The VI Summit of the Heads of State of the Community of Latin American and Caribbean States (CELAC) was held in Mexico City on Saturday, September 18 and concluded with the approval of a 44-point declaration. The historic summit saw the participation of 31 countries and the presence of several important leaders, such as Venezuelan president Nicolás Maduro, Bolivian president Luis Arce, Peruvian president Pedro Castillo, Cuban president Miguel Díaz Canel, Uruguayan president Luis Lacalle Pou and others.
Despite the political differences among the participants, the joint declaration was approved unanimously and addressed key issues of political sovereignty. It called for an end to all unilateral coercive measures like the ones suffered by Cuba and Venezuela, supported Argentine sovereignty over the Malvinas Islands, and supported regional strategies to address the public health crisis, and many others.
The resolution also condemned the international community’s lack of will to end vaccine apartheid and ensure that all countries across the world have the necessary tools to confront and contain the COVID-19 pandemic. It also highlighted the importance of the Cuban vaccines.
The summit was met with widespread enthusiasm for being able to bring together diverse political actors across the region and uniting them. Also of note was the fact that the summit was held in Mexico. Following the election of Andrés Manuel López Obrador, the country has taken great strides in helping forge greater cooperation among countries of the region. Over the past month, Mexico has hosted the groundbreaking talks between the Venezuelan government and opposition forces.
Many of the leaders spoke on the importance of the summit and CELAC itself, and called for it to be strengthened.

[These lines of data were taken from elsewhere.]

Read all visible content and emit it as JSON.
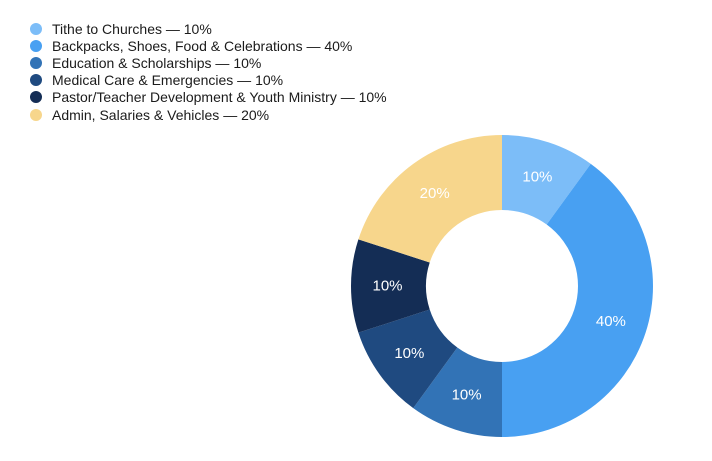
{
  "chart_data": {
    "type": "pie",
    "variant": "donut",
    "categories": [
      "Tithe to Churches",
      "Backpacks, Shoes, Food & Celebrations",
      "Education & Scholarships",
      "Medical Care & Emergencies",
      "Pastor/Teacher Development & Youth Ministry",
      "Admin, Salaries & Vehicles"
    ],
    "values": [
      10,
      40,
      10,
      10,
      10,
      20
    ],
    "legend_labels": [
      "Tithe to Churches — 10%",
      "Backpacks, Shoes, Food & Celebrations — 40%",
      "Education & Scholarships — 10%",
      "Medical Care & Emergencies — 10%",
      "Pastor/Teacher Development & Youth Ministry — 10%",
      "Admin, Salaries & Vehicles — 20%"
    ],
    "slice_labels": [
      "10%",
      "40%",
      "10%",
      "10%",
      "10%",
      "20%"
    ],
    "colors": [
      "#7cbdf8",
      "#48a0f2",
      "#3273b6",
      "#1f4a80",
      "#142d55",
      "#f7d68c"
    ],
    "label_colors": [
      "#ffffff",
      "#ffffff",
      "#ffffff",
      "#ffffff",
      "#ffffff",
      "#ffffff"
    ],
    "legend_placement": "top-left",
    "start_angle": "12 o'clock",
    "direction": "clockwise"
  }
}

Miguel Díaz Canel said “The founding of CELAC [in 2010] highlighted more than two centuries of struggles and hope; and constituted an important moment for the history of Our America. Fidel qualified it as the most transcendent institutional moment of the hemisphere in the century.”
He added, “One decade later, we continue to build and consolidate it, with the objective of recovering from the devastating effects of a pandemic that has exacerbated the multidimensional crisis that already affected the world, reduce the enormous gaps that makes us the most unequal on the planet, and advance the well being of our people.”
The Mexican foreign minister Marcelo Ebrard, in a press conference, said the region is in a new moment as “a year and a half ago we did not speak, and now we are seeing how to be self sufficient in vaccine production, it is a huge change.”
As previously mentioned, the 44-point declaration has important agreements on pressing issues that are facing the region. Several immediate actions were approved including the creation of a fund to address the impacts of climate change, calls for the creation of infrastructure to produce and distribute medical supplies and vaccines, especially the Cuban-produced ones, to help countries face the COVID-19 pandemic.
An agreement was also made to bring a common position to the United Nations’ COP26 Conference in Glasgow, and the need for support in taking measures to cut emissions and prevent climate change, but also in recovery from the impact of climate change. The region has been one of the most hard hit with droughts, tropical storms and hurricanes, and other natural disasters which have caused mass displacement, destruction of infrastructure, and loss of human life.
The Mexican foreign minister said in the press conference “we are content because Latin America and the Caribbean approved something unanimously,” he added that “we are going to work together so that we do not get behind, so that we have technology and we can improve our possibilities of well being.”